While the Hungarian population census in 1910 recorded on Slovakia’s territory 896 271, the Czechoslovak population census in Slovakia in 1930 recorded only 592 337 Hungarians. Thus, the decrease in the number of population exceeded 300 000, that is one-third of the number recorded in 1910, the number of lost villages was 123.
This immense change in the number of ethnical rate – of which reasons can be traced back beside the moving of 100 000 Hungarians to the territories of Hungary also to introducing the Jewish national category and to the changing of nationalities of the bilingual population – was present mainly on Slovak ethnical territories and towns lying on the language boundary, and after the Turkish wars in the 18th C partially the territories with mixed ethnicity resettled with Slovaks. Thus, the Czechoslovak authorities accredited to the Land reform in 1919 a major role in slovakisation and colonization of closed territories with Hungarian ethnicity, during which Slav (Slovak and Czech) settlers, so-called colonists settled on the territories of Southern Slovakia lived by Hungarians. The number of these settlers exceeded 2000, 8-10 thousand with family members, and the number of colonies created for them was over hundred.

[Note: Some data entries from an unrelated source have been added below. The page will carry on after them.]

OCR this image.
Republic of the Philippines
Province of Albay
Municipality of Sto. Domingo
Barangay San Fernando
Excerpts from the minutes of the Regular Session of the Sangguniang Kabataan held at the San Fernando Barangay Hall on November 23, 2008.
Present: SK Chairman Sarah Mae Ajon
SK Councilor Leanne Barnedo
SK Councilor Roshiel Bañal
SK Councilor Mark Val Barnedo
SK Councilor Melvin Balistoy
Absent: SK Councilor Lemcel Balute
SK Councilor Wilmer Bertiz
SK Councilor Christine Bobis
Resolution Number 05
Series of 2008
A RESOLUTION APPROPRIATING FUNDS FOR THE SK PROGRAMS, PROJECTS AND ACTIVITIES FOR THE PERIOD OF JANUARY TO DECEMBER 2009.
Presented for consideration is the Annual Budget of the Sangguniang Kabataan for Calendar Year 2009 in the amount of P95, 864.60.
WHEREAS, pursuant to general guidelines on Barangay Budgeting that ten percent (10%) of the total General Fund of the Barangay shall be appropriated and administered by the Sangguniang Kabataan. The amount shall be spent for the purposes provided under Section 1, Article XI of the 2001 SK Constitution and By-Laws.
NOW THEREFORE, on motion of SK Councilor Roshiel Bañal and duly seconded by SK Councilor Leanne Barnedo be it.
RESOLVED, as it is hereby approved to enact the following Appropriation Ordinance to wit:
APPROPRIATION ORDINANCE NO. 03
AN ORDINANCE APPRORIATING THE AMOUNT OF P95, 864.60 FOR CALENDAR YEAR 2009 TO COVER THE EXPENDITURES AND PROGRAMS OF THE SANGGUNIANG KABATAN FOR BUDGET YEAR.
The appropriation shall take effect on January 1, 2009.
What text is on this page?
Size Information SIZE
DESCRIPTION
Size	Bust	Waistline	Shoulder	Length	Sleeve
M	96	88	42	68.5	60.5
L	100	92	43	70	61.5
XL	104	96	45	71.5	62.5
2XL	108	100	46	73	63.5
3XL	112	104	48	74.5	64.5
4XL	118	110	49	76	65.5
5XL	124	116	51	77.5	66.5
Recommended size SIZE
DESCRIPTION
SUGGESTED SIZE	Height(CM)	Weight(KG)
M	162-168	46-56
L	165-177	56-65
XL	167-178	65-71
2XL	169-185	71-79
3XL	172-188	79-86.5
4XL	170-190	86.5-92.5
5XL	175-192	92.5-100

The colonies were situated by the organizations who directed colonization at such places that were strategically considered to be the most important points of Slovak-Hungarian language boundaries in such a way that it divided the Hungarian ethnical line and they moved the language boundary to south. Some towns with Hungarian population, e.g. Szene, Galanta, Komárom, Losonc (Lucenec), and Rimaszombat (Rimavská Sobota), were surrounded with a real circle of settlement villages.
Practically, the colonies covered all the Hungarian language territory, although in consequence of the crisis of world economy the settlements got out of breath to the beginning of the 1930s, since their extent lacked behind the original conceptions. In spite of this, in many places the ethnical rate was changed in such extent that the population census in 1930 in villages that were completely lived by Hungarians – in which not only by the Hungarian population census in 1930, but also in the Czechoslovak population census in 1921 found just a few Slovaks – recorded numerous Slovaks (and Czechs), and even some of the villages lost their Hungarian majority.